Posted by hermitdave at 10:28 PM : Jun 8, 2009
Wow tell me more Ted, hey your aluminum foil hat is on crooked.
Doubtful. Aircraft get struck all the time: its part of their design. I think richardsaunders may be right: the craft isn't strong enough against really strong wind shear. Once you lose your tail, you're toast. The airspeed indicators that showed different wind speeds may just have indicated how crazy the wind shear WAS in the storm the jet entered. Possibly the wind tore the vehicle apart: and by design it shouldn't have.
I might add: wind shears like this should increase if Global Warming acts to make storms bigger and more variable. This obviously wasn't due to GW, but I'm just saying.
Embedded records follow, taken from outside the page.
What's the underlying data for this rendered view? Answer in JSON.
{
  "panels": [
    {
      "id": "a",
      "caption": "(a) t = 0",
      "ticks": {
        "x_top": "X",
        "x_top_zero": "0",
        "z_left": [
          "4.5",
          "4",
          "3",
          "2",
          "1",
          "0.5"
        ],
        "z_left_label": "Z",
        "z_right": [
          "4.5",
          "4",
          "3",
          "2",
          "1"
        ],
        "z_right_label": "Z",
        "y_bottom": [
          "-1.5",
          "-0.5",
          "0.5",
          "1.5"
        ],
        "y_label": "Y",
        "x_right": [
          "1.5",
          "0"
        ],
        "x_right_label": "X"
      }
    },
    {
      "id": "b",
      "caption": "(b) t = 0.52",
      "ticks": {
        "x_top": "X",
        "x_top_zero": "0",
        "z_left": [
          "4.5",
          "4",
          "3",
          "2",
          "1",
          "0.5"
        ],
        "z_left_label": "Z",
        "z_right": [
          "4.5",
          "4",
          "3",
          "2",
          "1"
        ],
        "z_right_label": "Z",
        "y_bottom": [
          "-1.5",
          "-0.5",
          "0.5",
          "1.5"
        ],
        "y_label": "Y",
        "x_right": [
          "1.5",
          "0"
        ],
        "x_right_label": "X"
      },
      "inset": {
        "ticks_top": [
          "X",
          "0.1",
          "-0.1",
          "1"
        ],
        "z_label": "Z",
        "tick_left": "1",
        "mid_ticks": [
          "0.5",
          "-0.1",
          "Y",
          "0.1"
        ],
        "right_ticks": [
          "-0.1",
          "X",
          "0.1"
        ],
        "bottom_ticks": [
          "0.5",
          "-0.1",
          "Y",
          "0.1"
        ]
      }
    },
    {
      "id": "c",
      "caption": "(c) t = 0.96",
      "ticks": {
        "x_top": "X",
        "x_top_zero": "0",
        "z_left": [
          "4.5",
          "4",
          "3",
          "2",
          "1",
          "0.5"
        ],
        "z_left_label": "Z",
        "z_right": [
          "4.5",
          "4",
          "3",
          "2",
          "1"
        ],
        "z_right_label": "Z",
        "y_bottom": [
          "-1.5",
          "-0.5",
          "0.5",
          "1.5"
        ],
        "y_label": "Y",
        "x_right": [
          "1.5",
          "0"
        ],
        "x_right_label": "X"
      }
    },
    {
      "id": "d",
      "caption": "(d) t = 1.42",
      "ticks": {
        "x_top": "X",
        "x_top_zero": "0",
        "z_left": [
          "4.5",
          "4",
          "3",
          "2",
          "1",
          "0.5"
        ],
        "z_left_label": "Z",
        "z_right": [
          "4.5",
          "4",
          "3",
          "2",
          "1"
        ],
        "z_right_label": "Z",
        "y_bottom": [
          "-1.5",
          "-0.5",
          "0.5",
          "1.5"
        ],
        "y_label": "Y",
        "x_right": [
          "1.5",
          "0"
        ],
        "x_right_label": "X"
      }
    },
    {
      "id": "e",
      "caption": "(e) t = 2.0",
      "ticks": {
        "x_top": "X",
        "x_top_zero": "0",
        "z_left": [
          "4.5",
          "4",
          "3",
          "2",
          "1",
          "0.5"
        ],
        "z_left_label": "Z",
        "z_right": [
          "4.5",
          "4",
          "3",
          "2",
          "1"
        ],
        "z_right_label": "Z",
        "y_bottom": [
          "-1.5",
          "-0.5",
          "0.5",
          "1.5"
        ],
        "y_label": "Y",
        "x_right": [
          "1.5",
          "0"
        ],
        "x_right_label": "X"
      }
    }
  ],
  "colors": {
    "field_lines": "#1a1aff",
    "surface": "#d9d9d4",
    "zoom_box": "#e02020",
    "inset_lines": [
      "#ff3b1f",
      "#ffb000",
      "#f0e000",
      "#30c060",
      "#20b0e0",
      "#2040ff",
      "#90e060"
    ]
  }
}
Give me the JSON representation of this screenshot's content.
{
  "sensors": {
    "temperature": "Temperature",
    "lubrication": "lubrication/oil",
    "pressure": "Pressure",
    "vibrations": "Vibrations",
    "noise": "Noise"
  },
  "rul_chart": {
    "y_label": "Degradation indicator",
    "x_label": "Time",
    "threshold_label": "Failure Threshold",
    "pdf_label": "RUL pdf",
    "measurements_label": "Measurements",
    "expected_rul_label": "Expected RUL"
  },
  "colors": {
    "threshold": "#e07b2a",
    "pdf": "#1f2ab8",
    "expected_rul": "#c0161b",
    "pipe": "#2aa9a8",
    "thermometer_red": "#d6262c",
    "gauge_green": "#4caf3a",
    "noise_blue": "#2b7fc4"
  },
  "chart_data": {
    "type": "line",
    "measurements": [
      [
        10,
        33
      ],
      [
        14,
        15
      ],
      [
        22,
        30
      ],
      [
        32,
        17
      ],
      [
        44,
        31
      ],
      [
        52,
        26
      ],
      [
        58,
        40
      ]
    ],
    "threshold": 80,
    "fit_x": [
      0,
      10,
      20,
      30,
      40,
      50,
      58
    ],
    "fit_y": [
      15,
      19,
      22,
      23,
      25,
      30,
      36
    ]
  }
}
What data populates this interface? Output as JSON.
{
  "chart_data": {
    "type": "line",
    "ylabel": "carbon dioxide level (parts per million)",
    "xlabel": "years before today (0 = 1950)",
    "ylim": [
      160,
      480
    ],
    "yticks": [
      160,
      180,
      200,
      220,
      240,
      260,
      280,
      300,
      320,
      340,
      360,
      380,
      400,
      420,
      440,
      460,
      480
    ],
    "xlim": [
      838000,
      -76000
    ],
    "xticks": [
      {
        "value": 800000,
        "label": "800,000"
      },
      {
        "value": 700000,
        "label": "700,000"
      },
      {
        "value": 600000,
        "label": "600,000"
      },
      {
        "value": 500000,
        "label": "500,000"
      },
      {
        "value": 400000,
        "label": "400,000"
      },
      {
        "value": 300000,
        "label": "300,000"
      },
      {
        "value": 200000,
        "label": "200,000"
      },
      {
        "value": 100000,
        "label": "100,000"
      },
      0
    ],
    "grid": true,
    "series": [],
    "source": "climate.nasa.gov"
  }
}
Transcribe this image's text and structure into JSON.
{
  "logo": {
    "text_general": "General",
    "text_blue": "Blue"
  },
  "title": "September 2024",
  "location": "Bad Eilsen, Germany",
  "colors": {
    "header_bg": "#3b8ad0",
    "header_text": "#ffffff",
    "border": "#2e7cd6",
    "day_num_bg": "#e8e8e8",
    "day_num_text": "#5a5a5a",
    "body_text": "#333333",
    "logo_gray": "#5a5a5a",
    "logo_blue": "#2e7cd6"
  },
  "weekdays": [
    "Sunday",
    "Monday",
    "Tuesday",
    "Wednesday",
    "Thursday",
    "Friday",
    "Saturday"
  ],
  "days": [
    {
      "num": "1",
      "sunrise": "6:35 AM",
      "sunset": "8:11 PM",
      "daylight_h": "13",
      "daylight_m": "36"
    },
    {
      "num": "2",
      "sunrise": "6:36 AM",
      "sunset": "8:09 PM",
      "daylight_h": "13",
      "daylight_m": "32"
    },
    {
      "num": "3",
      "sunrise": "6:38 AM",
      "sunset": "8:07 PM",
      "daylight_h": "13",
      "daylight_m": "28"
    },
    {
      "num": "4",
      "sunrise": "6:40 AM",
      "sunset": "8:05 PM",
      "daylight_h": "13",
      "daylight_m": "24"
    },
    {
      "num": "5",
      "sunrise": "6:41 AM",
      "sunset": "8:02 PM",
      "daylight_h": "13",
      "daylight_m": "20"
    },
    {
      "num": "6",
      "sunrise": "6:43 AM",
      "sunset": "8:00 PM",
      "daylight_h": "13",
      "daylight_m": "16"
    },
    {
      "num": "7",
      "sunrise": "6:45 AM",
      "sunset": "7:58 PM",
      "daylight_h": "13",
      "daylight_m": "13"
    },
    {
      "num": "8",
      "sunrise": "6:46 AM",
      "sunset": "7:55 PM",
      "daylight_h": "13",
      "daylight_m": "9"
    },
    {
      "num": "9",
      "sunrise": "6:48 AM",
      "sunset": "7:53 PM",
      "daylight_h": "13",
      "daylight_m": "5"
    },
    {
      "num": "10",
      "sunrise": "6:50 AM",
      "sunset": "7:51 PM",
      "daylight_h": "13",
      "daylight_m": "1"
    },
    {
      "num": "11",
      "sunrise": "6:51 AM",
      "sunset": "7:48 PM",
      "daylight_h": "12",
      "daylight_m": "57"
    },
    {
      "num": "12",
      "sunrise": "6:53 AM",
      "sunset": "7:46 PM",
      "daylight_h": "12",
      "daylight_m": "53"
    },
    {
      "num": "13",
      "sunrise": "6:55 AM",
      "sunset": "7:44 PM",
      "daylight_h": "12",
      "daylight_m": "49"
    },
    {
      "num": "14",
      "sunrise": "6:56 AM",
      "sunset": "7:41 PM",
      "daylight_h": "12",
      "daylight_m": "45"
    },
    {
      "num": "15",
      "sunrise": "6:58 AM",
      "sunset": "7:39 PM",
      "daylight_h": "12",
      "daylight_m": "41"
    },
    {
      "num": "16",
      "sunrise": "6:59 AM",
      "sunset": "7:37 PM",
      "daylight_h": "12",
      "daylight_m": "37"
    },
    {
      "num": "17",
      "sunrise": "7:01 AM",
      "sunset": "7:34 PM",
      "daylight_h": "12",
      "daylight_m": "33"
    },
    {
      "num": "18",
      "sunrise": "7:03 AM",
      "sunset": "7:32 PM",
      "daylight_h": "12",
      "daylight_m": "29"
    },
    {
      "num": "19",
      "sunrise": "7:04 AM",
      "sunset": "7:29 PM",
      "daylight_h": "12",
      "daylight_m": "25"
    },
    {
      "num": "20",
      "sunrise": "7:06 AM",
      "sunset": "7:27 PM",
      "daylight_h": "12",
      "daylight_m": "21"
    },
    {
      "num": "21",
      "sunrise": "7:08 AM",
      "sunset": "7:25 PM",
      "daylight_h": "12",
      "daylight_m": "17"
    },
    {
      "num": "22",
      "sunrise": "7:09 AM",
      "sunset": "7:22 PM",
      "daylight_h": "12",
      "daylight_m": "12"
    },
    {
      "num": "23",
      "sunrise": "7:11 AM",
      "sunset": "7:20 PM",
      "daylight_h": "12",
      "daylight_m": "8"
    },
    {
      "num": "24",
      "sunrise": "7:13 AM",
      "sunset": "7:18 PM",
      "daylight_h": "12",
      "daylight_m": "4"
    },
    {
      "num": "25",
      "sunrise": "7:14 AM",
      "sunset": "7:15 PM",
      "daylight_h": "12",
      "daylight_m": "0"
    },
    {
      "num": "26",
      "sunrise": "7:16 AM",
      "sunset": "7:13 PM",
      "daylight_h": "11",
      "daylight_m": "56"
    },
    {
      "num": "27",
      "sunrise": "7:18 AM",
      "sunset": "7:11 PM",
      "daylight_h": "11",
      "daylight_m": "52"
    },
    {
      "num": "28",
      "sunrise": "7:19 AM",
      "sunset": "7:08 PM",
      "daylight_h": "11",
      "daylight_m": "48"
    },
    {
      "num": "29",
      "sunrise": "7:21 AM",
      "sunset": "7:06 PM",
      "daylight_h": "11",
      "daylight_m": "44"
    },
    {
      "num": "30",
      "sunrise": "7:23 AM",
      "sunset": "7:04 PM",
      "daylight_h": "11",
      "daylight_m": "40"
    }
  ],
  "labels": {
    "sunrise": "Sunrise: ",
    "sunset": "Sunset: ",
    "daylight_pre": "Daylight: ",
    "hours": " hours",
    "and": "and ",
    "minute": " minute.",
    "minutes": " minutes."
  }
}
You may be right about that.
MORE AMAZING THOUGH: Holy carp! France has a nuclear attack submarine - that's more shocking than when I found out that Canada has a Navy ;-)....
Posted by ffrecster at 10:04 AM : Jun 8, 2009
Did it ever occur to you that these were Mile High Club inductees?
Posted by bannednancy
It takes a pretty degraded mind to find humor in this catastrophe. I doubt the relatives find much to laugh about in your joke.
I don't remember any french or Brazilian search teams working for free after the huricanes or earthquakes or aircraft disasters we have had.
I lament that you feel that way. The US does indeed receive help from foreign search teams when disaster strikes as was the case in 9/11, and Katrina. The issue is that the US has vast capabilities and technology that we as Americans make available through our government to other countries for humanitarian missions such as this one. I doubt the US will get any $$ back but as far as PR, it is an excellent opportunity to help mend our image in the world, specially with two very powerful countries whose policies have been in contrast to the US's even though they are our "allies". No harm done here.
Yes you are correct, if they could find the ID card of a Saudi highjacker, they should have found more of two big airliners in the twin towers. But remember all we have is video and the eyes of people in panic on that magic day. Of course we have plenty of official government and managed news people to tell us what the official story of that day should be forever in our memory.